Return to Private Mansions (1990s–Present)
In the 1990s, 130 Commonwealth was acquired by investor Deepak Kulkarni, who restored it as a single-family home after decades of institutional use (Boston City Archives, 1998). In 2015, venture capitalist Kevin Starr purchased the house and hired designer Eric Roseff to completely reinvent the interiors. Roseff’s vision was eclectic and bold: jewel-tone walls, dramatic chandeliers, playful details, and even a skull-patterned shower, all layered atop cathedral ceilings, fireplaces, and ornate moldings (Boston Magazine, 2015).
By 2024, the house was listed for $25,990,000. At over 10,000 square feet, it offered six bedrooms, ten bathrooms, a paneled library, a wine room, multiple reception halls, a private elevator, five fireplaces, a garage for several cars, and a rooftop terrace with sweeping views of the Boston skyline (Boston Magazine, 2024).
128 Commonwealth, too, has been restored to residential use.
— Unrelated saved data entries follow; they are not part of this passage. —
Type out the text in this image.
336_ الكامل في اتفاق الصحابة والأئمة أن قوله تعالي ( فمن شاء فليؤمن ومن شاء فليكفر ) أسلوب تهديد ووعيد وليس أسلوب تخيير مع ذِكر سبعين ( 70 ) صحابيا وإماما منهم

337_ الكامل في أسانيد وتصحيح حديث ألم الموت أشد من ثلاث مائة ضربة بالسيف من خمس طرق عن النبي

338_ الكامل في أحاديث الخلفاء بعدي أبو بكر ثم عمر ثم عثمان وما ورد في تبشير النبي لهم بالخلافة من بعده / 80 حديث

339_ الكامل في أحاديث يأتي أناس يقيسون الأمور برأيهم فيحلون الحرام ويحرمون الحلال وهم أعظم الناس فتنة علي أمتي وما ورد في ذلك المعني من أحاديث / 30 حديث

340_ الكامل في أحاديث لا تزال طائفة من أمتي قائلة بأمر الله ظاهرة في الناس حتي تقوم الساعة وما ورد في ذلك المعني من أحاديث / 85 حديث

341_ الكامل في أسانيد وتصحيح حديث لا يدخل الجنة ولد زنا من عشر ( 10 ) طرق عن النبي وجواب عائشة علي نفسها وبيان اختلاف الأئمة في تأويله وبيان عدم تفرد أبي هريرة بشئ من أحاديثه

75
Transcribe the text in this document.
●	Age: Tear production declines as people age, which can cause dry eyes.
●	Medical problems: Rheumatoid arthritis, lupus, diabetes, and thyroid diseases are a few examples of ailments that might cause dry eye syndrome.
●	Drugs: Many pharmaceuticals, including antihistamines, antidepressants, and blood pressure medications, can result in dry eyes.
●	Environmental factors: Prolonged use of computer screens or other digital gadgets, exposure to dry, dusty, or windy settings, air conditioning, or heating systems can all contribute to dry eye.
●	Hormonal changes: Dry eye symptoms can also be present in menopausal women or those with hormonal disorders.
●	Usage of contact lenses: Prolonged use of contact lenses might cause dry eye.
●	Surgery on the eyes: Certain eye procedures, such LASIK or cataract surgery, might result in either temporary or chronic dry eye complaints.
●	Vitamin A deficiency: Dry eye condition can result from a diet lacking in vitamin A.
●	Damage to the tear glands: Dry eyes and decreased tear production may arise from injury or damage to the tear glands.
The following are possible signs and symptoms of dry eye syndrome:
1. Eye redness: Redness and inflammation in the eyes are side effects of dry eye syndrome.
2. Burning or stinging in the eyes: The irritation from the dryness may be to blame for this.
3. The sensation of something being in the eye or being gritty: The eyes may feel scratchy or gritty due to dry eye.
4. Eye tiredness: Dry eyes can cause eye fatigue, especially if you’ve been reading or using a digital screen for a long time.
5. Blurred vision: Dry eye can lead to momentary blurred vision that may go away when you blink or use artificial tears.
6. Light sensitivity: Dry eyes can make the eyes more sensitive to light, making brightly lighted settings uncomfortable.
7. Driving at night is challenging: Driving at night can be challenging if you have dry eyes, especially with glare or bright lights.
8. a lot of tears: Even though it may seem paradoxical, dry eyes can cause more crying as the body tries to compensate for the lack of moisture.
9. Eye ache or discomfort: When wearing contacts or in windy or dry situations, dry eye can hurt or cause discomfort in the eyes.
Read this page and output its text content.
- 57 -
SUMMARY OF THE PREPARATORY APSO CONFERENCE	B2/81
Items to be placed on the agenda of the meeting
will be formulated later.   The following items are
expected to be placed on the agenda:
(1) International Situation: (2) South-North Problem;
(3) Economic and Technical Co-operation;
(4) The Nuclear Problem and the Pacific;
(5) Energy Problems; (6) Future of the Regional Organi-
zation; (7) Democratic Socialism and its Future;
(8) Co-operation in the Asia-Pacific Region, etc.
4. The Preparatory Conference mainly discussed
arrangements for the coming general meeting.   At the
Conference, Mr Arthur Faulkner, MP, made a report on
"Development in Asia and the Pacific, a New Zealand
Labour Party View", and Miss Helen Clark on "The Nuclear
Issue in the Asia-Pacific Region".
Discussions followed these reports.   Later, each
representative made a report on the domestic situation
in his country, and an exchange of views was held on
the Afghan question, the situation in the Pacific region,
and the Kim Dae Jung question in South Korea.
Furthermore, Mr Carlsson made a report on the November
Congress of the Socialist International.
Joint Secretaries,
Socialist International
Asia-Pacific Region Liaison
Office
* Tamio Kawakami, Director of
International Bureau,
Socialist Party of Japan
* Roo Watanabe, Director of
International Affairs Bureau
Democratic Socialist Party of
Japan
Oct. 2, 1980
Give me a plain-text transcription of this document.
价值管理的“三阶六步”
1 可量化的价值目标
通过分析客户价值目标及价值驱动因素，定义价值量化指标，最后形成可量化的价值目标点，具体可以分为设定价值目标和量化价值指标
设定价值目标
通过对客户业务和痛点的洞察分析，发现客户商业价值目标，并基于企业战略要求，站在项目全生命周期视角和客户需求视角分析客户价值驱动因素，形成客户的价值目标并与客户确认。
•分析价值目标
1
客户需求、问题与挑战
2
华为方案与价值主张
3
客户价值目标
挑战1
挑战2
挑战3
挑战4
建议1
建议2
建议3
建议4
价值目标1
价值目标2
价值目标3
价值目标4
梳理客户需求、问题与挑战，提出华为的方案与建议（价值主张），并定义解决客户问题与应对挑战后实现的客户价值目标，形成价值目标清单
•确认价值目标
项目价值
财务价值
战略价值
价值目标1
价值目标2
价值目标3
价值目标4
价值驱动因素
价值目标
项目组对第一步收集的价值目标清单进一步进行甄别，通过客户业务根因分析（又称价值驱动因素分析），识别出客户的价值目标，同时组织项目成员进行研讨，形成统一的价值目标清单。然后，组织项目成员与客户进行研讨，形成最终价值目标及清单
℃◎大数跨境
Together, the pair remain among the most distinctive façades in Back Bay: a matched set of Beaux-Arts limestone mansions carved out of their 1880s predecessors (Southworth & Southworth, AIA Guide to Boston).
A House that Tells Boston’s Story
130 Commonwealth has lived many lives: a high-stoop townhouse, a dentist’s office, a limestone mansion, a school, and once again a private home. Alongside 128, it reflects the ambition of the 1880s builders, the cosmopolitan tastes of the 1900s, the adaptive reuse of the mid-twentieth century, and the revival of Back Bay as one of the most prestigious residential neighborhoods in America (Bunting, 1967).
To stand before 128 and 130 Commonwealth today is to see more than elegant architecture. It is to see the story of Boston itself: ambitious, resilient, and always evolving.